In a recent study published in JAMA Network Open, researchers examined cerebrospinal fluid (CSF) markers of neuroinflammation in individuals with post-coronavirus disease 2019 (COVID-19) condition (PCC) and neuropsychiatric symptoms.
PCC, also referred to as long COVID, represents a various group of symptoms that last for months post-acute COVID-19. Some individuals with PCC have neuropsychiatric symptoms (neuro-PCC), and the underlying mechanisms are poorly understood. CSF provides a method to judge neuropathology, on condition that it circulates the central nervous system (CNS) and serves as a window to the brain.
Research Letter: Self-Reported Neuropsychiatric Post–COVID-19 Condition and CSF Markers of Neuroinflammation. Image Credit: Donkeyworx / Shutterstock
In regards to the study
In the current study, researchers assessed CSF markers of neuroinflammation in individuals with neuro-PCC and COVID-19-naïve individuals. Neuro-PCC subjects were recruited to the COVID Mind Study in the event that they reported neuropsychiatric symptoms ≥ three months after COVID-19. Asymptomatic individuals recruited before 2020 (pre-COVID-19) served as controls.
The control group also included a COVID-19-naïve participant recruited in 2022, with laboratory evidence supporting the seronegative status. Individuals with a history of immunocompromising conditions and psychiatric or neurologic illness and people taking immunosuppressive medications were excluded.

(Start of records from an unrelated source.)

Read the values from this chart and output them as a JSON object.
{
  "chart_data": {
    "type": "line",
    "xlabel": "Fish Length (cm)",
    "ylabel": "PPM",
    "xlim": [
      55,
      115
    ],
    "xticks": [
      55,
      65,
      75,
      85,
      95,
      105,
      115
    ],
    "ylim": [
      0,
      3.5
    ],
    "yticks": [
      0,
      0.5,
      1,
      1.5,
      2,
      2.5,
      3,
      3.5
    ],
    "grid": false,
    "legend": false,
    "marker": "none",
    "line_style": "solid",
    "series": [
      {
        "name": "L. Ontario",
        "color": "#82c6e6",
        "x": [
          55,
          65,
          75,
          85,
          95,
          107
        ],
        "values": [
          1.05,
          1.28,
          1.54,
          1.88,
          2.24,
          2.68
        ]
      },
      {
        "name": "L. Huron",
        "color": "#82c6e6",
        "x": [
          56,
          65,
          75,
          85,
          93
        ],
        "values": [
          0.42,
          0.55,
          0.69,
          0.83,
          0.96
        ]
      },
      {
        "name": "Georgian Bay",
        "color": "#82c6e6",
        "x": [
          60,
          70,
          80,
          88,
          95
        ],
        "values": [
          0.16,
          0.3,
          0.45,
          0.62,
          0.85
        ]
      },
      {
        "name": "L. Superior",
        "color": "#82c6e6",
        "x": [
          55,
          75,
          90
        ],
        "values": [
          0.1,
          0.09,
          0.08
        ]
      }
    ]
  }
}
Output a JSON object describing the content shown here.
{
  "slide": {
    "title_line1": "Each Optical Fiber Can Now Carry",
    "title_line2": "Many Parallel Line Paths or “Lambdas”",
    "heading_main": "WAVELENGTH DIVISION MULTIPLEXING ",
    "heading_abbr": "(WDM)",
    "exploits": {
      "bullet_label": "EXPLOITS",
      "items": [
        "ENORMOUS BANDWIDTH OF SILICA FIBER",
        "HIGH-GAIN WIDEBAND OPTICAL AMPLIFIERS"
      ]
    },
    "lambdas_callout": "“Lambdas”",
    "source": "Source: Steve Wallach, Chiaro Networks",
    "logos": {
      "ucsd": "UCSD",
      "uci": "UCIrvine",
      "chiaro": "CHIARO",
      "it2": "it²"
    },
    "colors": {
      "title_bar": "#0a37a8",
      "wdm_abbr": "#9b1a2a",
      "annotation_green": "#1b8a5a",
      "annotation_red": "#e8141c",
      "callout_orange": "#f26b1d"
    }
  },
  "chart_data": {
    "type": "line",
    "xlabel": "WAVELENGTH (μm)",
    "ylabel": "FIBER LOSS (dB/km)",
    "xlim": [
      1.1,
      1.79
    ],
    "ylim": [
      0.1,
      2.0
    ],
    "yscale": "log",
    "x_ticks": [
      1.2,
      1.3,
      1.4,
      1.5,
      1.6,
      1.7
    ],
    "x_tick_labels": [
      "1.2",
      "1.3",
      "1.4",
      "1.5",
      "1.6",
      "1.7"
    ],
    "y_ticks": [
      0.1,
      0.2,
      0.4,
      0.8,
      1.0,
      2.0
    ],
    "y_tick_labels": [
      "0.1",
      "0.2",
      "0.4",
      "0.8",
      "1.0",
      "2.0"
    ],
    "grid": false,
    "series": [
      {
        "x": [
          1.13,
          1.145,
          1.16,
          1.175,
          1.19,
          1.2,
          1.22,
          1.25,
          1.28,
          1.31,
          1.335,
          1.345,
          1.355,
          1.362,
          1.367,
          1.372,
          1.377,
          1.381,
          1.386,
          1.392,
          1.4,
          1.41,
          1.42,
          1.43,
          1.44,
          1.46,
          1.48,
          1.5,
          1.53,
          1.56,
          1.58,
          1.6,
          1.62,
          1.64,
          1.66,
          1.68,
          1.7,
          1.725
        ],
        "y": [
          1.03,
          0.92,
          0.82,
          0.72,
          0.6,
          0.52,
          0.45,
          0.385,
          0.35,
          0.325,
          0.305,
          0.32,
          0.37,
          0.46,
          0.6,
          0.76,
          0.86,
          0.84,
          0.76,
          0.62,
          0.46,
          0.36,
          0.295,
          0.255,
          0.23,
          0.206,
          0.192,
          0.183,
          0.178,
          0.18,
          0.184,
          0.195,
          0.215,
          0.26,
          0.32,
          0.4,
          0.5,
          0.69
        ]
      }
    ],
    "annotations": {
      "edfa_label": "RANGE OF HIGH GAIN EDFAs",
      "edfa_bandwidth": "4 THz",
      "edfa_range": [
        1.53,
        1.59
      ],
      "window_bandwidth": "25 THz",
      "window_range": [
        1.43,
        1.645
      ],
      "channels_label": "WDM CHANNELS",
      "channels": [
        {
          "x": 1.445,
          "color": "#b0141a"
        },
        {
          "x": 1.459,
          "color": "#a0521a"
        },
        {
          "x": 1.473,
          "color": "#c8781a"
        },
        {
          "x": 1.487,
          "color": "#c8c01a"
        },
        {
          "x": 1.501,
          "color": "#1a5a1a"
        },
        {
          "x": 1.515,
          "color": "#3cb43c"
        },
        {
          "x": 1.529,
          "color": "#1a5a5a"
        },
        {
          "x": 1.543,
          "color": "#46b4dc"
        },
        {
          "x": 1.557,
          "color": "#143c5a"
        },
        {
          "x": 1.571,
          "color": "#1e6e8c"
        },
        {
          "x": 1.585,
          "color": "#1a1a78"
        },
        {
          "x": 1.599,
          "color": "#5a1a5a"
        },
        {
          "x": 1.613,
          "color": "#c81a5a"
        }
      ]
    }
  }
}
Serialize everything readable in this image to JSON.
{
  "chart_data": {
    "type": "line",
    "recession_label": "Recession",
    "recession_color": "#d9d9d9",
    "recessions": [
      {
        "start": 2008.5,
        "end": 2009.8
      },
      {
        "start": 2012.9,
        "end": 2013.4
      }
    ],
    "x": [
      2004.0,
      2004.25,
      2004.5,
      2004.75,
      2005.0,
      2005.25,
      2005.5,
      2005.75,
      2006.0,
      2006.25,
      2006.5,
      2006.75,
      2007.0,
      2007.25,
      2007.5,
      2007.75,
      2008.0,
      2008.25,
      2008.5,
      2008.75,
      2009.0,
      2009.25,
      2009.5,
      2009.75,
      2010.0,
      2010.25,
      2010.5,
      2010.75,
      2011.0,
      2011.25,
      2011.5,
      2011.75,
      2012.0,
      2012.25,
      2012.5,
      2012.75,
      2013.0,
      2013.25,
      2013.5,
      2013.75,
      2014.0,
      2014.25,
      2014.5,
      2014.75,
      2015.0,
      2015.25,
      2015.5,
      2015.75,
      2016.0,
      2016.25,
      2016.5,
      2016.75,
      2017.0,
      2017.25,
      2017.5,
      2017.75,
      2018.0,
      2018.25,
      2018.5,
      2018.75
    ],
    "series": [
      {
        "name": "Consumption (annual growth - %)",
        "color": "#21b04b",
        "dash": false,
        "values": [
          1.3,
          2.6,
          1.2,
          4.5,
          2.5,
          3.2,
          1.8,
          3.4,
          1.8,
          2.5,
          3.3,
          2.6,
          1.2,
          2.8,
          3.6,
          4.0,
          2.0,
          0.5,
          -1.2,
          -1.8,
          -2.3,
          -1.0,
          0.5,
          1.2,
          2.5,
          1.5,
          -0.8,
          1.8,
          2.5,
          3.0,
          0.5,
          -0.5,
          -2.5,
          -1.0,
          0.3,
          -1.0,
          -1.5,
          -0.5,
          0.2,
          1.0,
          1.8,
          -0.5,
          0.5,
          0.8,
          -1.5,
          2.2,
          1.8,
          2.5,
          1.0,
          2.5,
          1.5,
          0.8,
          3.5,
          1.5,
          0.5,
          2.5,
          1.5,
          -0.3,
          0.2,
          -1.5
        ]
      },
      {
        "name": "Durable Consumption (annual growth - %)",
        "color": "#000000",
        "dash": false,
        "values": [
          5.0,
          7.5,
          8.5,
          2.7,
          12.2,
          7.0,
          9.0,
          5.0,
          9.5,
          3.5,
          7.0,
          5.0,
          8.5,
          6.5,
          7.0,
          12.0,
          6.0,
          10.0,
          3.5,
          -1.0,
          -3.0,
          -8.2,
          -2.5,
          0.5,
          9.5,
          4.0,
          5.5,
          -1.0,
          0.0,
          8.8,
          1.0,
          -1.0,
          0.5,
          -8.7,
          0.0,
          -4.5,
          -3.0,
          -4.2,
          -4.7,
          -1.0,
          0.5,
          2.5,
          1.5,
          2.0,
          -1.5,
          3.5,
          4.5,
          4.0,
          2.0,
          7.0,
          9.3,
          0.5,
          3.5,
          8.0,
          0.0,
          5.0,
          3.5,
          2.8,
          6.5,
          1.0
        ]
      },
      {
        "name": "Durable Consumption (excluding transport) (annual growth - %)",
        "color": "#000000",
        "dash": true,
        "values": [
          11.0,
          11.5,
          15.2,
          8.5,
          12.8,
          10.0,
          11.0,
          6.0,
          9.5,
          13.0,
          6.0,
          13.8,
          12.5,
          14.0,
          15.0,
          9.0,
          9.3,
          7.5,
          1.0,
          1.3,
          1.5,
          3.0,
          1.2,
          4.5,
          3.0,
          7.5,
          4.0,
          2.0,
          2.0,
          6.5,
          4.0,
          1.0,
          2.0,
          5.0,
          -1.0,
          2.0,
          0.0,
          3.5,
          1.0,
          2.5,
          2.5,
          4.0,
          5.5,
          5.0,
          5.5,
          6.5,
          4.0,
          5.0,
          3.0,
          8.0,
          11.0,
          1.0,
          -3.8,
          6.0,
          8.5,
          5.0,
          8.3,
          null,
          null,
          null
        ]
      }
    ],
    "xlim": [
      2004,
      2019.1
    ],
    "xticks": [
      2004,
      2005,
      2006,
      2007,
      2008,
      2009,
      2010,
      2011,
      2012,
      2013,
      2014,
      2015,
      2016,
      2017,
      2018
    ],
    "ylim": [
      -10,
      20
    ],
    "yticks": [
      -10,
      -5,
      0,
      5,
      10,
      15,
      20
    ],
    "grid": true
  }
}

Data on COVID-19 test dates/results and vaccination were obtained from medical records and interviews. Participants provided consent for blood sampling and lumbar puncture. CSF and plasma were evaluated using a multiplex cytokine laser bead assay. Enzyme-linked immunosorbent assay (ELISA) was used to measure neopterin (microglia activation marker).
Ethnicity and race were self-reported by participants. Group comparisons for clinical and demographic data were performed using t-tests, while a two-proportion z-test was used for comparisons of race. Mann-Whitney tests were used to match cytokine data between controls and neuro-PCC subjects, controlling for false discovery rates.
The study included 37 individuals with neuro-PCC and 22 controls. Neuro-PCC subjects tested positive for COVID-19 from March 2020 to July 2022. Most people with neuro-PCC were White (78.4%) and feminine (73%). Only 4 participants (11%) within the neuro-PCC group were vaccinated on the time of infection, while 89% remained non-vaccinated. Nevertheless, 46% were partially or fully vaccinated on the PCC study visit.
A majority of neuro-PCC participants had acute disease when severe acute respiratory syndrome coronavirus 2 (SARS-CoV-2) Alpha was the predominant variant. Cognitive impairment, brain fog, and excess fatigue were essentially the most common PCC symptoms. The neuro-PCC group didn’t exhibit elevated protein levels and white blood cell counts. Furthermore, the CSF-to-blood albumin ratio, which changes throughout the breakdown of the blood-brain barrier, was not elevated within the neuro-PCC group.
There was no evidence of intrathecal production of immunoglobulins. Nevertheless, interleukin-6 (IL-6) and monocyte chemoattractant protein-1 were reduced, while tumor necrosis factor-alpha levels were elevated within the CSF of neuro-PCC subjects relative to controls, albeit not statistically significant when accounted for multiple comparisons. Besides, other chemokines and cytokines within the plasma or CSF weren’t significantly different. Moreover, neopterin levels weren’t elevated in neuro-PCC subjects.
Taken together, the study didn’t find evidence of neuroinflammation and blood-brain barrier dysfunction in participants with neuro-PCC relative to manage participants. The findings suggest persistent CNS immune activation doesn’t drive neurologic long COVID. The study’s limitations were the small sample size, increased rates of alcohol use and smoking, reduced rates of antidepressants amongst controls, and discrepancies within the race and gender of neuro-PCC subjects relative to controls.